The Chancellor now says that ‘there are no plans for the introduction of a 18.5% VAT rate in 2011′. While that’s as may be, there is plenty of time between now and then for such plans to come into being.
Update 18.00 26th November: It has emerged during debate in the House of Commons that the UK Government considered a rise in VAT to 20% before, they say, rejecting it, presumably in favour of the rise to 18.5% from 2011 which seems not to be in the plans today.
The Conservatives have identified a £10 billion hole in the accounts of the Pre-Budget Report prepared by the Prime Minister and the Chancellor. It was delivered to the House on Monday by the Chancellor, to be followed by a damaging series of revisions and retractions, of which this is one.
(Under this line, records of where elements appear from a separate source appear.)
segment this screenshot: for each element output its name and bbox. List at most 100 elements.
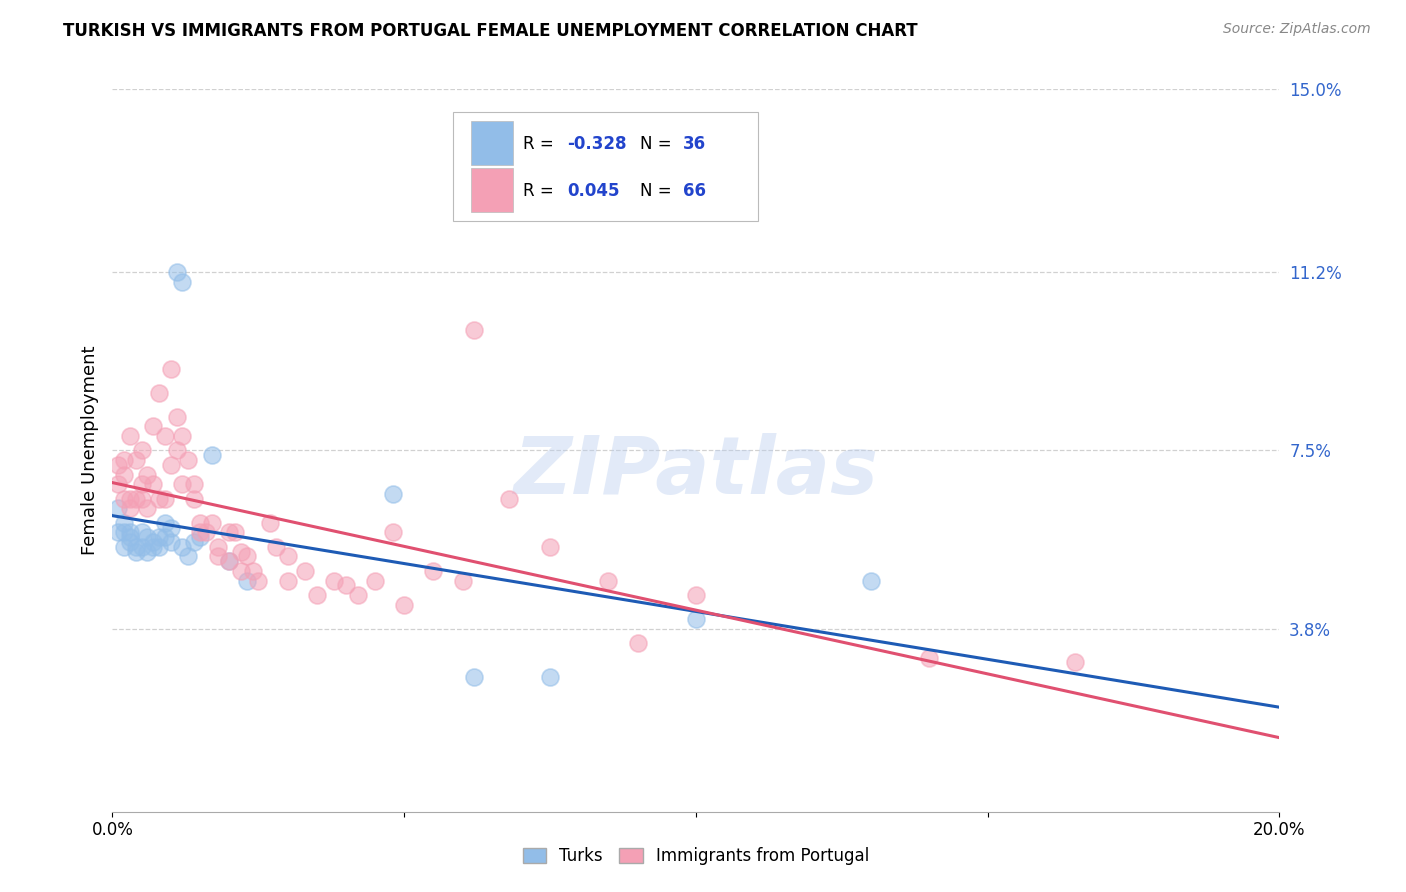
- Point: [183, 491, 205, 506]
- Point: [183, 535, 205, 549]
- Text: -0.328: -0.328: [568, 135, 627, 153]
- Point: [172, 540, 194, 554]
- FancyBboxPatch shape: [453, 112, 758, 221]
- Point: [177, 549, 200, 564]
- Point: [172, 477, 194, 491]
- Point: [538, 670, 561, 684]
- Point: [160, 458, 183, 472]
- Text: ZIPatlas: ZIPatlas: [513, 434, 879, 511]
- Point: [229, 544, 252, 558]
- FancyBboxPatch shape: [471, 169, 513, 212]
- Text: R =: R =: [523, 182, 560, 200]
- Point: [188, 530, 211, 544]
- Point: [166, 265, 188, 279]
- Point: [860, 574, 883, 588]
- Point: [335, 578, 357, 592]
- Point: [235, 574, 257, 588]
- Point: [131, 540, 153, 554]
- Point: [148, 491, 170, 506]
- Point: [160, 535, 183, 549]
- Point: [136, 467, 159, 482]
- Text: 36: 36: [683, 135, 706, 153]
- Point: [125, 491, 148, 506]
- Point: [107, 458, 129, 472]
- Point: [153, 491, 176, 506]
- Point: [177, 453, 200, 467]
- Point: [188, 525, 211, 540]
- FancyBboxPatch shape: [471, 121, 513, 165]
- Point: [112, 525, 135, 540]
- Point: [107, 501, 129, 516]
- Point: [598, 574, 620, 588]
- Point: [207, 549, 229, 564]
- Point: [463, 323, 485, 337]
- Point: [207, 540, 229, 554]
- Point: [242, 564, 264, 578]
- Text: R =: R =: [523, 135, 560, 153]
- Point: [229, 564, 252, 578]
- Point: [131, 525, 153, 540]
- Point: [142, 419, 165, 434]
- Point: [264, 540, 287, 554]
- Point: [346, 588, 368, 602]
- Point: [160, 520, 183, 534]
- Point: [538, 540, 561, 554]
- Point: [118, 525, 141, 540]
- Point: [118, 491, 141, 506]
- Point: [142, 535, 165, 549]
- Text: TURKISH VS IMMIGRANTS FROM PORTUGAL FEMALE UNEMPLOYMENT CORRELATION CHART: TURKISH VS IMMIGRANTS FROM PORTUGAL FEMA…: [63, 22, 918, 40]
- Y-axis label: Female Unemployment: Female Unemployment: [80, 346, 98, 555]
- Point: [125, 453, 148, 467]
- Point: [183, 477, 205, 491]
- Point: [153, 530, 176, 544]
- Text: N =: N =: [640, 182, 676, 200]
- Point: [107, 525, 129, 540]
- Point: [166, 443, 188, 458]
- Point: [498, 491, 520, 506]
- Point: [142, 540, 165, 554]
- Point: [172, 429, 194, 443]
- Point: [112, 491, 135, 506]
- Point: [172, 275, 194, 289]
- Point: [627, 636, 650, 650]
- Point: [112, 467, 135, 482]
- Point: [224, 525, 246, 540]
- Point: [463, 670, 485, 684]
- Text: N =: N =: [640, 135, 676, 153]
- Point: [125, 544, 148, 558]
- Point: [305, 588, 328, 602]
- Point: [118, 429, 141, 443]
- Point: [136, 501, 159, 516]
- Point: [259, 516, 281, 530]
- Point: [118, 535, 141, 549]
- Point: [112, 540, 135, 554]
- Text: 66: 66: [683, 182, 706, 200]
- Point: [118, 501, 141, 516]
- Point: [148, 540, 170, 554]
- Point: [451, 574, 474, 588]
- Point: [1064, 656, 1087, 670]
- Point: [381, 487, 404, 501]
- Point: [685, 612, 707, 626]
- Point: [153, 516, 176, 530]
- Point: [218, 525, 240, 540]
- Point: [918, 650, 941, 665]
- Point: [381, 525, 404, 540]
- Point: [136, 530, 159, 544]
- Legend: Turks, Immigrants from Portugal: Turks, Immigrants from Portugal: [523, 847, 869, 865]
- Point: [131, 491, 153, 506]
- Point: [218, 554, 240, 568]
- Point: [201, 448, 224, 462]
- Point: [118, 530, 141, 544]
- Point: [194, 525, 217, 540]
- Point: [364, 574, 387, 588]
- Point: [276, 574, 298, 588]
- Point: [247, 574, 270, 588]
- Point: [112, 516, 135, 530]
- Point: [294, 564, 316, 578]
- Point: [323, 574, 346, 588]
- Point: [276, 549, 298, 564]
- Point: [148, 385, 170, 400]
- Text: Source: ZipAtlas.com: Source: ZipAtlas.com: [1223, 22, 1371, 37]
- Point: [148, 530, 170, 544]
And a handbrake turn on the largest single tax hike on whisky in forty years hidden in budget small print
The U-turn (Wednesday 26th November): The whisky industry has rightly flexed its considerable muscle. Suddenly this was all an awful mistake, The Chancellor (and HMV) had ‘not intended’ to do anything their than keep the price of whisky at the same level, exchanging the drop in price through the 2.5% VAT cut for a tax hike they thought would simply put that cost back. The Treasury ‘forgot’ that duty on alcohol is calculated not by percentage of price but alcohol by volume. This naturally made the additonal burden on spirits higher than intended.
Believe this or not, at best it is the sort of basic mathematical error a Higher Maths student would be hammered for making. Coming from the Treasury, it does not instill confidence.
In any case, the Chancellor has ordered a review of the measure announced and it is anticipated that procedures will be taken to reduce the hike on whisky to maintain both the tax take and the retail price at current levels.
The original story (small hours of Tuesday 25th November): When UK Chancellor Alistair Darling introduced his Pre-Budget report a few hours ago on Monday 24th November 2008 – effectively a mini-budget, what he did NOT announce was another sharp hike in the tax on whisky. This was hidden away in the small print of the full written report, released later yesterday.
The Scotch Whisky Association says that, even when allowing for the 2.5% cut VAT – limited to a thirteen month duration, the announcement will put an extra 29p on an average 70cl bottle – and more than that when VAT goes back up to 17.5% after 1st January 2010.
The move has provoked a storm of protest in and for Scotland and its major export.
Angus Robertson, MP for Moray, the largest concentration of whisky distilling in the country, has gone on the attack as has his Holyrood colleague, Argyll & Bute MSP, Jim Mather, with responsibility for many of Scotland’s legendary single malts distilled in Argyll. With additional responsibilities for the whisky industry as Minister for Enterprise, Energy and Tourism, Mr Mather says: ‘I see that Angus Robertson has written to Alastair Darling protesting at this latest rise in Whisky taxation.
‘Not only is the rise substantial but the timing is unfortunate, falling due, as it does, in the period when a large percentage of sales in the home market, in the run up to Christmas and the New Year festivities, takes place. More than 40% of sales of Malt Whisky and 30% of Blended Whiskies takes place at this time of year and it is a vital time for the health of the domestic whisky trade.
‘As well as taking risks with the future viability of the distilling industry at home, the Chancellor sends out entirely the wrong message to other governments where we export whisky and who are often ready and willing to follow his example. After all, if the UK chancellor is prepared to use the prestigious Scotch whisky trade as a cash cow why would others hesitate to do likewise?
‘It is clear that this damaging and reckless decision can have only a negative effect on one of Scotland’s most important industries’.